The good news is that Delta’s fee elimination and the LHG surcharge are in response to the renewed strength of travel agents and validate the importance of robust competition among travel distribution channels. Consumers need complete and accurate pricing information and strong, independent distributors necessary to keep airlines honest on their websites and in their offerings elsewhere to consumers. Travel agencies and online travel sites uniquely provide consumers with the comparison-shopping tools that keep pricing discipline in the system.
THE NOT SO GOOD NEWS
Since the major network airlines have secured antitrust immunity for their global alliances and consolidated the domestic industry they have launched an assault on price transparency, their regulator, U.S. Open Skies policy and foreign carrier new entry.
Specifically, some airlines have leveraged their new-found dominant market positions to withhold fare and schedule information from online travel companies for the purpose of driving consumers to Airline.com where the comparison-shopping tools pioneered by these firms are not provided.
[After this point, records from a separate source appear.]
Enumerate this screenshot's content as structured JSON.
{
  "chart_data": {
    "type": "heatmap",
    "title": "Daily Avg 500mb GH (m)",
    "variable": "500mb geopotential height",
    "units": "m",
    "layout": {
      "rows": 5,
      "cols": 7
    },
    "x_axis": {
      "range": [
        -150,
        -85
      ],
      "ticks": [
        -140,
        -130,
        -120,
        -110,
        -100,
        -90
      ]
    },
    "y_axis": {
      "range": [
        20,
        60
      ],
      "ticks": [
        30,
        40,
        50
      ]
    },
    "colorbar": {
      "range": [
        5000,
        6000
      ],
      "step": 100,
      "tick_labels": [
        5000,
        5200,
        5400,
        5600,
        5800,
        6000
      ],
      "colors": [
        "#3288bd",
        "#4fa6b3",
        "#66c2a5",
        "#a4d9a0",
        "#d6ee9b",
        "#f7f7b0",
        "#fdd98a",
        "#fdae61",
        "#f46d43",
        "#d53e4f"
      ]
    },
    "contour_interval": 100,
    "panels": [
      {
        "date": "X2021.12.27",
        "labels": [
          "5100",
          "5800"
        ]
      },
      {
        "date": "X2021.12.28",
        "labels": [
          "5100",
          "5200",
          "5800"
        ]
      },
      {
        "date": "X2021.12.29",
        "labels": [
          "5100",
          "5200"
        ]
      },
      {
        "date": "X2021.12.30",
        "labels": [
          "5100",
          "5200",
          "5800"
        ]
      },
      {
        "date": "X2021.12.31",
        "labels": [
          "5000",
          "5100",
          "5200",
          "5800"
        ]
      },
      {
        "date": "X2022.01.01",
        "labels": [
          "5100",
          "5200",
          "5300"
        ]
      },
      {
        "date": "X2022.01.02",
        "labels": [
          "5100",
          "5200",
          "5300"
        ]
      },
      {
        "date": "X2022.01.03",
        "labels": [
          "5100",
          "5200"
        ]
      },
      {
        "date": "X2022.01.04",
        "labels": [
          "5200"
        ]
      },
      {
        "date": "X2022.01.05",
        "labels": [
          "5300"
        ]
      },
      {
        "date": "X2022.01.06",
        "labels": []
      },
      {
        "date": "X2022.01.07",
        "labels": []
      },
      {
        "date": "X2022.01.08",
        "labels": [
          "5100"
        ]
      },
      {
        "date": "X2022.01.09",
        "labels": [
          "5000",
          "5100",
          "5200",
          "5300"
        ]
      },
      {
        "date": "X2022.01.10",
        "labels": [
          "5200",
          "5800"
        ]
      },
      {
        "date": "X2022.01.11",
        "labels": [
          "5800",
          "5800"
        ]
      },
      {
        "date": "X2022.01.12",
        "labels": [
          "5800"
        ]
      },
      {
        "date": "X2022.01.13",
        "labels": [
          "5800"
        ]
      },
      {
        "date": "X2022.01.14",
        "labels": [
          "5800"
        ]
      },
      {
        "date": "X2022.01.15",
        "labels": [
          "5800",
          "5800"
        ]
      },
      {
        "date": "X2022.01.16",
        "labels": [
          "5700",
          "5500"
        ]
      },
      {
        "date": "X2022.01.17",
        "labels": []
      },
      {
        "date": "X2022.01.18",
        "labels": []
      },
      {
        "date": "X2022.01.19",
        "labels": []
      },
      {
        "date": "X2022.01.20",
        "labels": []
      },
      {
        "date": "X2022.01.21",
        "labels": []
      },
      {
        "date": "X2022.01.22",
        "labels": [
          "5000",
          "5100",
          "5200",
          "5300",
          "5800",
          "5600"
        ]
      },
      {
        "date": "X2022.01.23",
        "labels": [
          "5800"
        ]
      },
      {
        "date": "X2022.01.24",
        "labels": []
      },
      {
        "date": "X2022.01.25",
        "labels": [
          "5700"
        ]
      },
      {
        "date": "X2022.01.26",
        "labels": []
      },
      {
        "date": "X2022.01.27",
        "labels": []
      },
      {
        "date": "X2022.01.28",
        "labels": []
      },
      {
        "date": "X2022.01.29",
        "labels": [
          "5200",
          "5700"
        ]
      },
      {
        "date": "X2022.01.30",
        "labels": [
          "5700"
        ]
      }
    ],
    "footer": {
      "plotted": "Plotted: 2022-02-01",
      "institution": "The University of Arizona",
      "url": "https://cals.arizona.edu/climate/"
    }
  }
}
These same airlines have turned to Congress to override U.S. DOT consumer protections and to block foreign carrier new entry into U.S. markets.
As a remedy to these anti-competitive practices, travel agents advise their customers and government regulators accordingly; provide a range of air travel alternatives with expert recommendations; and deliver the visibility U.S. low-fare carriers and foreign carriers need to mount effective competitive rivalry and develop markets.
The not so good news is that while market participants in indirect travel distribution channels have thrived in recent years, they need to be vigilant, as there appears to be a counter-offensive underway to moderate the growing strength and role of travel agencies and their interference with airlines’ goals.